Although sharing business models are widely publicized, the optimal model for a heavy equipment manufacturer will depend on operational factors linked to after-sales services, a point which has been previously overlooked and deserves closer attention by decision-makers. We show when a heavy equipment manufacturer prefers setting up a sharing platform for its products, which provides a positive rationale for the emergence of such manufacturer-owned platforms in practice. We also describe the optimal design of a sharing platform, highlighting the need to subsidize one part of the business (sharing) to the benefit of another (after-sales services). Moreover, we provide insights into how manufacturers can leverage after-sales services when threatened by a third-party sharing platform's entrance.

With Niyazi Taneri & Sameer Hasija, available on SSRN

Selected Works in Progress

Here you can find a description of some of my other research project.

One of the key drivers of modern supply chain traceability solutions lies in the underlying information systems. However, it is unclear how centralized cloud-based systems and decentralized blockchain systems—both modern solutions that are believed to drive a wave of improved traceability adoption—compare to traditional ERP-powered traceability and each other.
We build a game-theoretic framework to show that differences between information systems profoundly impact both the adoption and effectiveness of traceability solutions. In particular, modern traceability systems allow for a different mode of connection (1:n instead of 1:1), and tend to be cheaper and quicker to adopt. They differ, moreover, in their approach to data interchange and ownership. We show that all these differences can have non-intuitive impacts on whether traceability is broadly adopted because they also affect long-term supplier relationships and commitments. For example, the degree of competition in a supply chain network largely determines the advantage of modern over traditional traceability systems. This is because modern systems' efficiency advantages coincide with issues in sustaining long-term supplier relationships. We also show that retention of data ownership, one of the key arguments for blockchain technology, may further compromise supply chain members' ability to commit to data sharing. This points to a potential pitfall in the usage of blockchain technology for traceability.

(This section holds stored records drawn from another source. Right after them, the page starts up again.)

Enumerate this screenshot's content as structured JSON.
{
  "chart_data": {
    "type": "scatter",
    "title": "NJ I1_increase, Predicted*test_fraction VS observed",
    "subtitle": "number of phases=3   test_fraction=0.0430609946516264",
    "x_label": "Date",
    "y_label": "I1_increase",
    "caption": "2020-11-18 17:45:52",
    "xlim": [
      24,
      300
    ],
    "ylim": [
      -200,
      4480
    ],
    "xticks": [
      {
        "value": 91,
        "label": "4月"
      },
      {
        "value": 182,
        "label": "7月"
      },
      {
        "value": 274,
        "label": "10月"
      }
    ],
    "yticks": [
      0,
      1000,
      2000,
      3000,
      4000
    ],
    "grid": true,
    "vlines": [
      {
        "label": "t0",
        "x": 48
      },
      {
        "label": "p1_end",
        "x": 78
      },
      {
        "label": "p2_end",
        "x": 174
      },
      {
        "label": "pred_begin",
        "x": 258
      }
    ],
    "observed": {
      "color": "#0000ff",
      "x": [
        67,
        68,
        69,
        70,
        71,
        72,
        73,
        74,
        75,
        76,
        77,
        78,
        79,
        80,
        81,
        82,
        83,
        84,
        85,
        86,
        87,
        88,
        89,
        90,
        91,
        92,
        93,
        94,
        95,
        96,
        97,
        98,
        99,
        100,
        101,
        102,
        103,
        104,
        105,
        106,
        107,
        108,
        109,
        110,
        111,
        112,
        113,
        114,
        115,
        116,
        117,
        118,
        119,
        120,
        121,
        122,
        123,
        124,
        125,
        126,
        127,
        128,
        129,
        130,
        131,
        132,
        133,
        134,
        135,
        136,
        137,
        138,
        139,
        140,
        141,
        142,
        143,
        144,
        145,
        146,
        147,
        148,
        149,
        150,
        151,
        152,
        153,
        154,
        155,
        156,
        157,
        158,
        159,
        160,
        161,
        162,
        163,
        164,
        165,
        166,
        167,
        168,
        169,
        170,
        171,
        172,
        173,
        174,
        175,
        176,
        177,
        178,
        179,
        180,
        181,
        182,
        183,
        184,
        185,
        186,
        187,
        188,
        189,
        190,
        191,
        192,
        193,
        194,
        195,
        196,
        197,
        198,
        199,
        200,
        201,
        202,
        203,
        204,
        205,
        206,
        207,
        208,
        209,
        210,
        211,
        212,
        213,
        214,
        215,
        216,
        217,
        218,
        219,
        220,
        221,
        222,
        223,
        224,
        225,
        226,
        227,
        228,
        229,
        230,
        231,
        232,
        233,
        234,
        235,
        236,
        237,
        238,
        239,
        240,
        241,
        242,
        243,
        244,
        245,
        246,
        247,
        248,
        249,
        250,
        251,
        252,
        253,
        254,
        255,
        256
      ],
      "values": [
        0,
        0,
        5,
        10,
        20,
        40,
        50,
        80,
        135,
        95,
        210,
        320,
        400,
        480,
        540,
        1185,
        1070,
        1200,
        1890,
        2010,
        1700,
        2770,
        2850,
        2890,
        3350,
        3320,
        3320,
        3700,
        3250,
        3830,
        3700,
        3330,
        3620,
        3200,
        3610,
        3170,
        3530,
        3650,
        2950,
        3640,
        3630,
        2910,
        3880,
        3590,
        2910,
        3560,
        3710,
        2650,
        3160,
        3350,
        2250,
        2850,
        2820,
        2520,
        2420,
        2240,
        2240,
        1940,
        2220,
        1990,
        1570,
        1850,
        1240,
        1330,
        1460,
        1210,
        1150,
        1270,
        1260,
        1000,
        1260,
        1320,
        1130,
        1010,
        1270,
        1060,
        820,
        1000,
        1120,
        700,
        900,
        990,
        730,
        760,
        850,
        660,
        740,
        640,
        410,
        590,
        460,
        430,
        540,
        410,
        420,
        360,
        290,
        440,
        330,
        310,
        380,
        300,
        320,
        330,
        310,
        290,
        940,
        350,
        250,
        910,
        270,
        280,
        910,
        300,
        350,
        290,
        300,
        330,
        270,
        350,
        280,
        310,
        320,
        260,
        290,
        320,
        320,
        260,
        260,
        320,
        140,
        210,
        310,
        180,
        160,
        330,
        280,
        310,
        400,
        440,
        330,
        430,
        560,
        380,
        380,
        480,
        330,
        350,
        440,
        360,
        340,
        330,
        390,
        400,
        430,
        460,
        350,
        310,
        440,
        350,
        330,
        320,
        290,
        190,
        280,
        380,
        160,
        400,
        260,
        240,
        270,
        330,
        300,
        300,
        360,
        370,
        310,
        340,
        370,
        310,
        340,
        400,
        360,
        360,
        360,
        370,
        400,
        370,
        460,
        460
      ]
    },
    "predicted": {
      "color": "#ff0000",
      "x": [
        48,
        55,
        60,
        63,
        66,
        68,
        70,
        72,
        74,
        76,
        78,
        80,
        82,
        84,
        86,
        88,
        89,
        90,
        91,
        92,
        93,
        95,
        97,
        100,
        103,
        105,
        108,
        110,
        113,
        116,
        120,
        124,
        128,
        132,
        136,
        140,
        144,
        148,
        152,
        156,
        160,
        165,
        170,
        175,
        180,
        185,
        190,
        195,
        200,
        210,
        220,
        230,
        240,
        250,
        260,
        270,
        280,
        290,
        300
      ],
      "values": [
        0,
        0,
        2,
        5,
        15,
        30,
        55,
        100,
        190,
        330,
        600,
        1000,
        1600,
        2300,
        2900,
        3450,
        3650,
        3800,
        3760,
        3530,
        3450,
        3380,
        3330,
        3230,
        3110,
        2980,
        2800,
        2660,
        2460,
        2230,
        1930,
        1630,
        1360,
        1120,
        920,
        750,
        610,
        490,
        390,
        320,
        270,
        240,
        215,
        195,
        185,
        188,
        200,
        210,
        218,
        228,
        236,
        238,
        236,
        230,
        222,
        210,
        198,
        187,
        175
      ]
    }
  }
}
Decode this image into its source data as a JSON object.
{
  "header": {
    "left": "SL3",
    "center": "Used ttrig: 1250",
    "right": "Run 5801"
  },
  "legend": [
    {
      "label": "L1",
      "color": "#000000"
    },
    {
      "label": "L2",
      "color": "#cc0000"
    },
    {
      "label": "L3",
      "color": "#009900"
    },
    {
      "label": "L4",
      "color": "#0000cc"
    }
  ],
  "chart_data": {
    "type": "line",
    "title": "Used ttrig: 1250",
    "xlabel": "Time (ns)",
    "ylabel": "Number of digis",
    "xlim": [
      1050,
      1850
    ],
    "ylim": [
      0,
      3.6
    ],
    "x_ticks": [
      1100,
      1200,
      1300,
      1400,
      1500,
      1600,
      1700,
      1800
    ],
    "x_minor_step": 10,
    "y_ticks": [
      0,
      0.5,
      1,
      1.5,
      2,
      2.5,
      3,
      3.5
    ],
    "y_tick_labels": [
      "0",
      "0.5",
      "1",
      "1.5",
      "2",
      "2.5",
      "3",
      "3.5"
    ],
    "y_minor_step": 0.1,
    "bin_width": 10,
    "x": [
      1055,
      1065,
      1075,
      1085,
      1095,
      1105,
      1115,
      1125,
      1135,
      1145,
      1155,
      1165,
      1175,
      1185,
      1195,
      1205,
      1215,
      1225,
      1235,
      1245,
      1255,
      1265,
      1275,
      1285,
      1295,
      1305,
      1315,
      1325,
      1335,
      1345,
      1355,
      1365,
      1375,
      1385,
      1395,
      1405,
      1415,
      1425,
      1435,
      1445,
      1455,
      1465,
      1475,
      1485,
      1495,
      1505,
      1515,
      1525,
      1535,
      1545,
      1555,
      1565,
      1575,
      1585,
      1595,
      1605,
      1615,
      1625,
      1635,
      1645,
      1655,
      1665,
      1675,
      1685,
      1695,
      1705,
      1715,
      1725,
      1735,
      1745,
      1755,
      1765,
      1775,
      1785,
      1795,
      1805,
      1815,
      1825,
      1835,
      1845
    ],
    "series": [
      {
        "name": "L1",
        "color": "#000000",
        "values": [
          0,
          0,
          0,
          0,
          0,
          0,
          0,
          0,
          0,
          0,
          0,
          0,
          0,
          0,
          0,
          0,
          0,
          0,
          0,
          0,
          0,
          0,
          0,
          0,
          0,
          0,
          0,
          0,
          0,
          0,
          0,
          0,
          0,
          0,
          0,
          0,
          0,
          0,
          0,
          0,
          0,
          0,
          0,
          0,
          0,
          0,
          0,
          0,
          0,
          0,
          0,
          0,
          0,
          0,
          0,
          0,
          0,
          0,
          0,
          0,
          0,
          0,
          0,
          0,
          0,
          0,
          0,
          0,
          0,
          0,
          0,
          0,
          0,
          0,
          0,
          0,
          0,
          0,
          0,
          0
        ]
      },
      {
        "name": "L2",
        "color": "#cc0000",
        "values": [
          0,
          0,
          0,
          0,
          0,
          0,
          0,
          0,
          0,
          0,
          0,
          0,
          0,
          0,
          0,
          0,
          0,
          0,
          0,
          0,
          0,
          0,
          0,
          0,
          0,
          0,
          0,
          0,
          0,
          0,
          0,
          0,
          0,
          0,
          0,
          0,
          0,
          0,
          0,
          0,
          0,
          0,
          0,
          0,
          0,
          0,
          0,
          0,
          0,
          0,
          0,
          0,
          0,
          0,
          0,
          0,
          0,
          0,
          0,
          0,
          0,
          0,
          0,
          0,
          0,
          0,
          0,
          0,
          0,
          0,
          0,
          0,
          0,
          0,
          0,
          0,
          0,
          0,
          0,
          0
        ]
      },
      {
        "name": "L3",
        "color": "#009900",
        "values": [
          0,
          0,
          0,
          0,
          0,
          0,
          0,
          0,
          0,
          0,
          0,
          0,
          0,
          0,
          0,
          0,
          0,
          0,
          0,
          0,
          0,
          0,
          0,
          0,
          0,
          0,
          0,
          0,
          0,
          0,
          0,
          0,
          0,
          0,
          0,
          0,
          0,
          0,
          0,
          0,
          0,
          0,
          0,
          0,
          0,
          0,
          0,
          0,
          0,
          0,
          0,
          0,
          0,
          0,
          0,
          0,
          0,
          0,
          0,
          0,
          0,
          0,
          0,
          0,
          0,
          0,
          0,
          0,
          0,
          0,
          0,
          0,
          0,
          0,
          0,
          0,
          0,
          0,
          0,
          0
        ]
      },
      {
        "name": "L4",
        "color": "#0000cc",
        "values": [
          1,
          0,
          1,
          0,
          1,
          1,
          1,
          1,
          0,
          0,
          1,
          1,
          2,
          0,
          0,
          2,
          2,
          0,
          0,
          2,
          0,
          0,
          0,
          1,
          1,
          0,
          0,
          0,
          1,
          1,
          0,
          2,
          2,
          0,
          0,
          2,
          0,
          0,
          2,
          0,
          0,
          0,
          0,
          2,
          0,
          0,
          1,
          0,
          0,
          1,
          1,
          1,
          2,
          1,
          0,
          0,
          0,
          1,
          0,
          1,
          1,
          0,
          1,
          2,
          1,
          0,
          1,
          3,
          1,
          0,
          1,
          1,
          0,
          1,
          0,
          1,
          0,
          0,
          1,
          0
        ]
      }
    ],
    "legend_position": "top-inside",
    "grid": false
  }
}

Joint work with Andre Calmon (INSEAD) & Sameer Hasija (INSEAD).
Many resource allocation decisions are not based purely on utilitarian considerations but capture some notion of fairness. Operations management has provided a deep understanding of the resulting trade-off between fairness and efficiency, for example, when allocating medical resources. Technological developments in personalized medicine, machine learning, and other areas have made questions of fairness more pressing. The same allocation decisions calling for fairness considerations have inherently uncertain impacts, which has often been ignored. To bridge this gap, we build a framework that unifies the study of allocation decisions in diverse fields. We then describe the fairness-efficiency trade-off as a function of the uncertainty characterization. For example, we show that the degree of uncertainty and the desired level of fairness are complementary in equalizing allocations.

Joint work with Peter Zhang (Carnegie Mellon University).